Here is my code to reproduce the error:
import pandas as pd
import numpy as np
from sklearn.feature_selection import chi2
def return_chi2(df):
return chi2(df['signal'].to_numpy().reshape(len(df['signal'].index),1),
df['PnL_binary'].to_numpy().reshape(len(df['PnL_binary'].index),1))[1][0]
df = pd.DataFrame()
df['signal'] = [0,0,0,1,1,1,0,0,0,1]
df['PnL_binary'] = [0,0,0,1,1,1,0,0,0,0]
return_chi2(df)
>>>0.04953461343562649
So far so good, the function works and returns a chi-squared.
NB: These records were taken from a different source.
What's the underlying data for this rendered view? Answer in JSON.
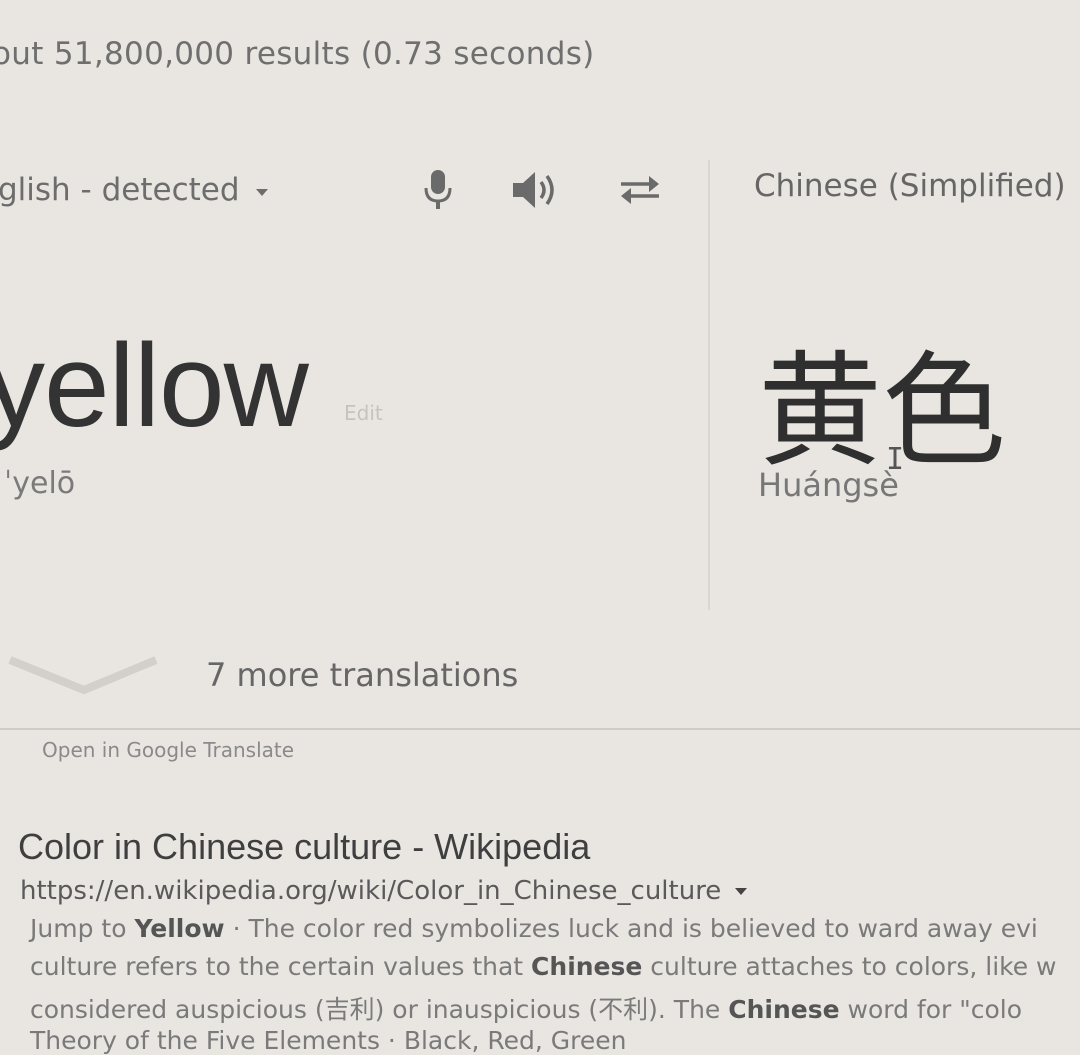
{
  "search": {
    "result_stats": "out 51,800,000 results (0.73 seconds)"
  },
  "translate": {
    "source_language": "glish - detected",
    "target_language": "Chinese (Simplified)",
    "source_text": "yellow",
    "edit_label": "Edit",
    "source_transliteration": "ˈyelō",
    "target_text": "黄色",
    "target_romanization": "Huángsè",
    "more_translations": "7 more translations",
    "open_link": "Open in Google Translate",
    "icons": [
      "microphone-icon",
      "speaker-icon",
      "swap-icon",
      "chevron-down-icon"
    ]
  },
  "result": {
    "title": "Color in Chinese culture - Wikipedia",
    "url": "https://en.wikipedia.org/wiki/Color_in_Chinese_culture",
    "snippet": {
      "line1_prefix": "Jump to ",
      "line1_bold": "Yellow",
      "line1_rest": " · The color red symbolizes luck and is believed to ward away evi",
      "line2_prefix": "culture refers to the certain values that ",
      "line2_bold": "Chinese",
      "line2_rest": " culture attaches to colors, like w",
      "line3_prefix": "considered auspicious (吉利) or inauspicious (不利). The ",
      "line3_bold": "Chinese",
      "line3_rest": " word for \"colo",
      "line4": "Theory of the Five Elements · Black, Red, Green"
    }
  },
  "colors": {
    "background": "#e9e6e2",
    "text_dark": "#333333",
    "text_muted": "#7a7a7a"
  }
}
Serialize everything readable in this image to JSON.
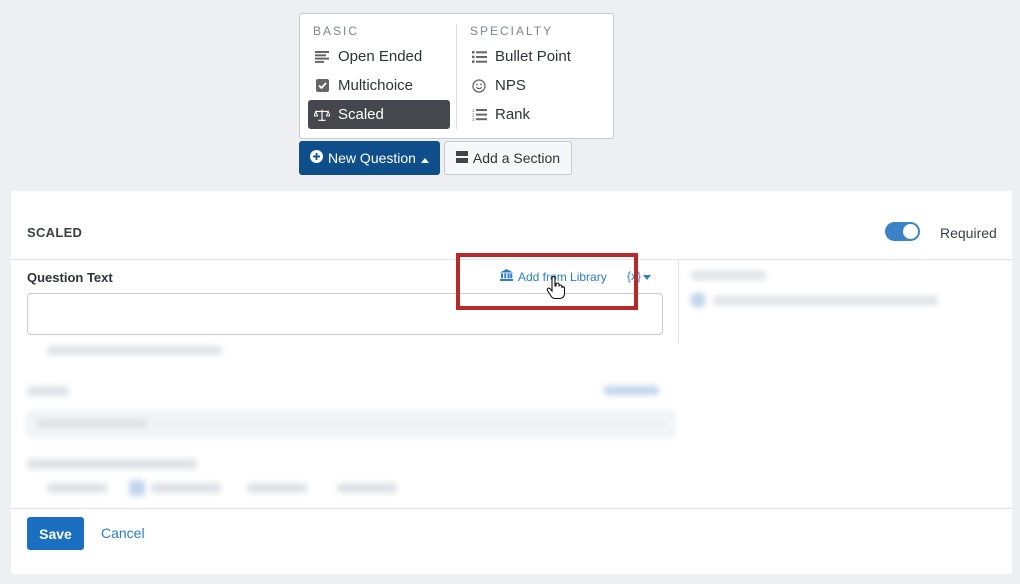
{
  "type_menu": {
    "basic_heading": "BASIC",
    "specialty_heading": "SPECIALTY",
    "basic_items": [
      {
        "label": "Open Ended",
        "icon": "lines-icon"
      },
      {
        "label": "Multichoice",
        "icon": "checkbox-icon"
      },
      {
        "label": "Scaled",
        "icon": "scale-icon",
        "active": true
      }
    ],
    "specialty_items": [
      {
        "label": "Bullet Point",
        "icon": "bullet-list-icon"
      },
      {
        "label": "NPS",
        "icon": "smiley-icon"
      },
      {
        "label": "Rank",
        "icon": "ranked-list-icon"
      }
    ]
  },
  "actions": {
    "new_question": "New Question",
    "add_section": "Add a Section"
  },
  "panel": {
    "title": "SCALED",
    "required_label": "Required",
    "required_on": true,
    "question_label": "Question Text",
    "library_link": "Add from Library",
    "vars_label": "{x}",
    "question_value": ""
  },
  "footer": {
    "save": "Save",
    "cancel": "Cancel"
  },
  "colors": {
    "primary": "#0e4e8a",
    "link": "#2f7dc4",
    "highlight": "#b52a2a"
  }
}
The issue is applying it to a rolling window:
df.rolling(3).apply(return_chi2)
return self._engine.get_value(s, k, tz=getattr(series.dtype, "tz", None))
File "pandas\_libs\index.pyx", line 80, in pandas._libs.index.IndexEngine.get_value
File "pandas\_libs\index.pyx", line 90, in pandas._libs.index.IndexEngine.get_value
File "pandas\_libs\index.pyx", line 135, in pandas._libs.index.IndexEngine.get_loc
File "pandas\_libs\index_class_helper.pxi", line 109, in pandas._libs.index.Int64Engine._check_type
KeyError: 'signal'
I believe the error is related to the apply function attempting to look for 'signal' as an index value rather than a column. I tried:
df.rolling(3).apply(return_chi2, axis=1)
Traceback (most recent call last):
File "<stdin>", line 1, in <module>
TypeError: apply() got an unexpected keyword argument 'axis'
Not really sure where to go from here? I could use something like iterrows and roll through the whole df manually slicing the window but it doesn't seem very pythonic - there should be a better way to do this? Would appreciate any help to get this going?